D) This was Franco's Spain, what do you imagine yourself doing at a time like that?

rayiner•1h ago
Similar stories were used to shut down mental hospitals in the U.S. and look what happened after that.
youdunnowhat•1m ago
What happened? And please, make sure to demonstrate your position empirically, specifically drawing a causal relationship between shutting down torturous mental institutions and whatever outcome you think that has.
stuckinhell•54m ago
"Soon, Mariona joined her new friends on "raids": a few of them would block off a street, throw Molotov cocktails, hand out leaflets, and when the police turned up, scatter in every direction."

okay she threw molotov cocktails, she was lucky she wasn't imprisoned.

hitarpetar•43m ago
it's Francoist Spain. people were imprisoned for much less (hence the molotovs)
lkey•33m ago
A) She was still a child.
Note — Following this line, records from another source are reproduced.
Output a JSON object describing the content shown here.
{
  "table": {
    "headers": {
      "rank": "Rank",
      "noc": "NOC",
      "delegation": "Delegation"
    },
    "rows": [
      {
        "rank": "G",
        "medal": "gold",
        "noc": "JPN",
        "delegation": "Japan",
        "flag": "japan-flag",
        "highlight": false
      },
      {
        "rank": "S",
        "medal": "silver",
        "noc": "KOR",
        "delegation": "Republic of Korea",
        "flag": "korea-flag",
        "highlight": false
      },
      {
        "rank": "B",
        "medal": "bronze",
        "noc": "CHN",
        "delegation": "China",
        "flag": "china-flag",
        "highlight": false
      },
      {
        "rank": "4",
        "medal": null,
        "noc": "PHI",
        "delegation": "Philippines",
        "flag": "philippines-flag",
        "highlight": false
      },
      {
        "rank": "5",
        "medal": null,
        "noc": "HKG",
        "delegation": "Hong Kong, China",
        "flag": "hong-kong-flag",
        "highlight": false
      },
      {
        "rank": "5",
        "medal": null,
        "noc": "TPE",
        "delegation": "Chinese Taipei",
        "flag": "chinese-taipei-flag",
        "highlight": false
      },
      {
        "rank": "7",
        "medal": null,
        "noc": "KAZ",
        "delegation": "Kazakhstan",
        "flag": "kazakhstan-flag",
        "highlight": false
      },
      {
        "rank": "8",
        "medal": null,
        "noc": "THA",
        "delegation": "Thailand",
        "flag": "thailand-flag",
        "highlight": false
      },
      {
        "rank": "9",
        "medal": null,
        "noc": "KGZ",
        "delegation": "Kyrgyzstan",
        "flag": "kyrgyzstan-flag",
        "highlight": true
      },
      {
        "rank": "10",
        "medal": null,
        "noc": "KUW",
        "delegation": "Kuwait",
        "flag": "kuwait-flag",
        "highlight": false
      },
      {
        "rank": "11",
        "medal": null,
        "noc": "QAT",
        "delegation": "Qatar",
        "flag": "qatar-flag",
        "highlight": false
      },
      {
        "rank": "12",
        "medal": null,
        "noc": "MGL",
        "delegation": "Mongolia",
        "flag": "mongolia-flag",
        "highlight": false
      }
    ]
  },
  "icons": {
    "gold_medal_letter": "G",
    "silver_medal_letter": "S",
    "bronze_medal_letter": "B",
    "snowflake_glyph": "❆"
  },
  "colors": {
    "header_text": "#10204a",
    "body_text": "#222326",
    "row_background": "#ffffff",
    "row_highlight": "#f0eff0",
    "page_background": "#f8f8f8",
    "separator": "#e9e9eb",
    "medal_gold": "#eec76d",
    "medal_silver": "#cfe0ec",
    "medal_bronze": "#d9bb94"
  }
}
B) She was imprisoned, repeatedly, and tortured, as the article discusses. C) Is it your opinion that everyone was "lucky" to live in 1968 Spain under Franco. Or just her?
scoofy•1m ago
Nobody wanted her tortured except the criminals torturing her.

Throwing Molotov cocktail is trivially an criminal offense. OP is making it clear that framing it as she was a “free spirit” is ridiculous.

corpoposter•12m ago
I find this a profoundly odd response to the story. Is your intent to excuse her abusive treatment by the religious, medical, and government authorities of a totalitarian regime?

Your comment is treating her with full agency (i.e. "she shouldn't have done anything bad or disruptive") and completely ignoring the agency of the institutions that harmed her (i.e. "what did she expect in response?").

hexbin010•44m ago
Any discussion about Franco always attracts cool heads and reasoned discussion

/s

GeoAtreides•38m ago
what is this thread

people supporting a totalitarian fascist regime, blaming the victim...

"Shouldn't fight against the regime, violence is bad mmmkay"... "she threw molotov cocktails, she deserved it"...

what is happening, i feel like i'm taking crazy pills

throwawayohio•22m ago
Kind of on brand for this site these days, tbh. A brand of anti social that believes disruption done for anything but monetary gain deserves extreme punishment, regardless of circumstance.
Herring•16m ago
I don't know why you're surprised. This place is primarily about making money.

Businesses are set up like tiny little fascist dictatorships. They are always trying to pay less taxes, evade regulations, layoff workers, monopolize, destroy competitors etc. They don't know anything about the public sphere, or common good, or government, or democracy, or rule of law. They suck at that, it goes against all their training and instincts.

lifestyleguru•21m ago
Was there ever a relatively peaceful and prosperous period in Europe for a non elite average person? Maybe only the 1990s and only in France, (Western) Germany, Spain, Italy, and Switzerland?